Many years ago I was heavily involved in 4-H, a club that focuses on agriculture and leadership. One of the biggest parts of my 4-H life was the summer camp they held every summer. I started going at 9 years old, my first year in 4-H. When I hit 12, the age minimum for being a staffer, an older friend and mentor talked me into signing up. Although I felt I wasn’t ready, I did because I looked up to her so much and she thought I was ready. I became hooked. After several years as the new staffer, I was suddenly one of the older kids and one of the ones in charge of the staff. A group of us formed a pretty tight bond as staffers, and were the ones to go to for anything. My last year was spent as the director of camp with one of my best guy friends, Jason, and it was the best year ever. Together, we ran what was called the best 4-H camp in a long time. Years past held irresponsibility, feuds, and unsynchronized leadership. But Jason and I did our jobs before camp together, and spent camp as a team. It was definitely a great way to end my 4-H camp career.

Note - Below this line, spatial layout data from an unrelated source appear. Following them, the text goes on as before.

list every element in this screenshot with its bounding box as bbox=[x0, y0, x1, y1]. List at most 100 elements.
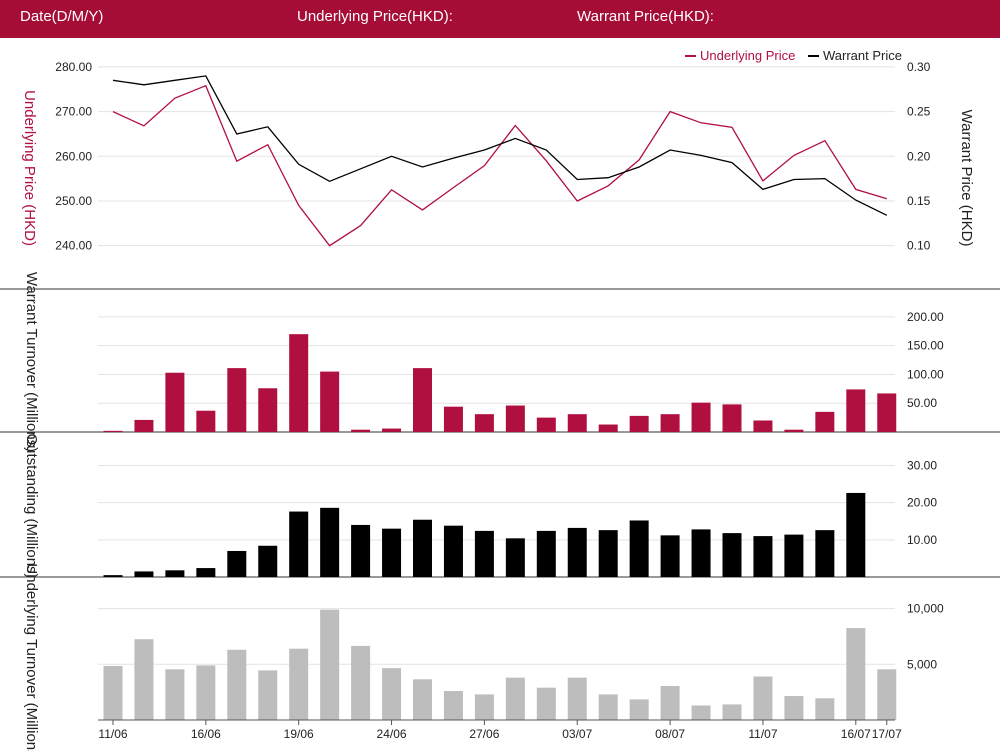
warrant-turnover-bar bbox=[536, 417, 556, 432]
outstanding-bar bbox=[815, 530, 835, 577]
warrant-turnover-bar bbox=[134, 419, 154, 432]
warrant-turnover-bar bbox=[598, 424, 618, 432]
outstanding-bar bbox=[784, 534, 804, 577]
underlying-turnover-bar bbox=[722, 704, 742, 720]
outstanding-bar bbox=[722, 533, 742, 577]
x-tick-label: 03/07 bbox=[562, 727, 592, 741]
y-tick-label: 260.00 bbox=[55, 149, 92, 163]
warrant-turnover-bar bbox=[846, 389, 866, 432]
legend: Underlying Price Warrant Price bbox=[685, 48, 902, 63]
outstanding-bar bbox=[165, 570, 185, 577]
outstanding-bar bbox=[134, 571, 154, 577]
warrant-turnover-axis-title: Warrant Turnover (Millions) bbox=[23, 272, 40, 452]
warrant-price-axis-title: Warrant Price (HKD) bbox=[958, 110, 975, 247]
outstanding-bar bbox=[289, 511, 309, 577]
legend-underlying-label: Underlying Price bbox=[700, 48, 795, 63]
underlying-turnover-bar bbox=[784, 696, 804, 720]
outstanding-bar bbox=[846, 492, 866, 577]
x-tick-label: 08/07 bbox=[655, 727, 685, 741]
underlying-turnover-bar bbox=[567, 677, 587, 720]
x-tick-label: 16/06 bbox=[191, 727, 221, 741]
underlying-turnover-bar bbox=[413, 679, 432, 720]
warrant-turnover-bar bbox=[629, 415, 649, 432]
underlying-turnover-bar bbox=[877, 669, 897, 720]
outstanding-bar bbox=[536, 530, 556, 577]
outstanding-bar bbox=[598, 530, 618, 577]
outstanding-bar bbox=[660, 535, 680, 577]
underlying-turnover-bar bbox=[227, 649, 247, 720]
warrant-turnover-bar bbox=[196, 410, 216, 432]
warrant-turnover-bar bbox=[753, 420, 773, 432]
underlying-price-line bbox=[112, 84, 887, 247]
underlying-price-axis-title: Underlying Price (HKD) bbox=[21, 90, 38, 246]
outstanding-bar bbox=[443, 525, 463, 577]
y-tick-label: 200.00 bbox=[907, 310, 944, 324]
outstanding-bar bbox=[227, 550, 247, 577]
underlying-turnover-bar bbox=[846, 628, 866, 720]
outstanding-bar bbox=[196, 568, 216, 577]
underlying-turnover-bar bbox=[382, 668, 402, 720]
warrant-price-line bbox=[112, 75, 888, 216]
y2-tick-label: 0.10 bbox=[907, 239, 931, 253]
y-tick-label: 10,000 bbox=[907, 602, 944, 616]
x-tick-label: 11/07 bbox=[748, 727, 777, 741]
warrant-turnover-bar bbox=[320, 371, 340, 432]
warrant-turnover-bar bbox=[443, 406, 463, 432]
underlying-turnover-bar bbox=[536, 687, 556, 720]
underlying-turnover-bar bbox=[629, 699, 649, 720]
outstanding-bar bbox=[320, 507, 340, 577]
y-tick-label: 250.00 bbox=[55, 194, 92, 208]
chart-header: Date(D/M/Y) Underlying Price(HKD): Warra… bbox=[0, 0, 1000, 38]
underlying-turnover-bar bbox=[660, 686, 680, 720]
y-tick-label: 50.00 bbox=[907, 396, 937, 410]
legend-warrant-label: Warrant Price bbox=[823, 48, 902, 63]
warrant-turnover-bar bbox=[815, 411, 835, 432]
date-label: Date(D/M/Y) bbox=[20, 8, 104, 25]
y-tick-label: 10.00 bbox=[907, 533, 937, 547]
warrant-turnover-bar bbox=[382, 428, 402, 432]
underlying-turnover-bar bbox=[815, 698, 835, 720]
y-tick-label: 280.00 bbox=[55, 60, 92, 74]
warrant-turnover-bar bbox=[660, 414, 680, 432]
x-tick-label: 27/06 bbox=[469, 727, 499, 741]
warrant-turnover-bar bbox=[474, 414, 494, 432]
underlying-turnover-axis-title: Underlying Turnover (Millions) bbox=[23, 563, 40, 751]
warrant-price-label: Warrant Price(HKD): bbox=[577, 8, 714, 25]
underlying-turnover-bar bbox=[691, 705, 711, 720]
outstanding-axis-title: Outstanding (Millions) bbox=[23, 433, 40, 578]
underlying-turnover-bar bbox=[320, 609, 340, 720]
underlying-turnover-bar bbox=[443, 691, 463, 720]
warrant-turnover-bar bbox=[227, 368, 247, 432]
underlying-turnover-bar bbox=[598, 694, 618, 720]
outstanding-bar bbox=[351, 524, 371, 577]
outstanding-bar bbox=[413, 519, 432, 577]
y2-tick-label: 0.30 bbox=[907, 60, 931, 74]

After camp, we all lost touch, except for one of my current best friends. I moved in with my boyfriend (now ex), and Jason went off to college. Life went on, but I never forgot him or the rest of the gang. Friends of mine, and even my sister, would run into him, and I would think, “I should call him sometime.” This past summer I was an adult chaperone (*gasp! I’m old!) at this very same camp, and his brother stopped by for a visit. I jotted down Jason’s number, but still never called. Today I am glad I didn’t, because I was a mess, still, and I would have hated for him to get a bad impression of me after having been such great friends years before. But two weeks ago he finally called ME and we got back in touch.
Today we went out to lunch. I was a little nervous beforehand. My mom kept pushing me to say it was a date, and I kept having to tell her that it was nothing more than two friends getting together like old times. But I had the same fears as those a girl has before a date. What would he see when he saw me? Would he think I was fatter? Would I talk too much? Would I give him the impression that I thought more of this get together than he did? What if we had nothing to talk about? Would we go out today, then never go out again?
I should never have worried. Seeing Jason was seeing the friendliest part of my past. It was like old times. The waitress had to come back three times before we finally stopped talking long enough to decide what to eat. We talked about EVERYTHING! It was completely natural. He couldn’t get over the fact that I was a mom. I couldn’t get over that my old partying friend was grown up. But despite all that, it was just like old times.
When it was time to go, he asked me out to a Cinco de Mayo celebration with some of his friends. My last fear was answered. Another friendly get-together. :0)
One thing he did say while we were eating, and it goes along with my last post, is how much more confident I am now than I was when he knew me back then. So I have changed…. This lunch just set the tone for my whole day. It’s always nice to see old friends, because they are almost like a part of you. And this one was always a good friend.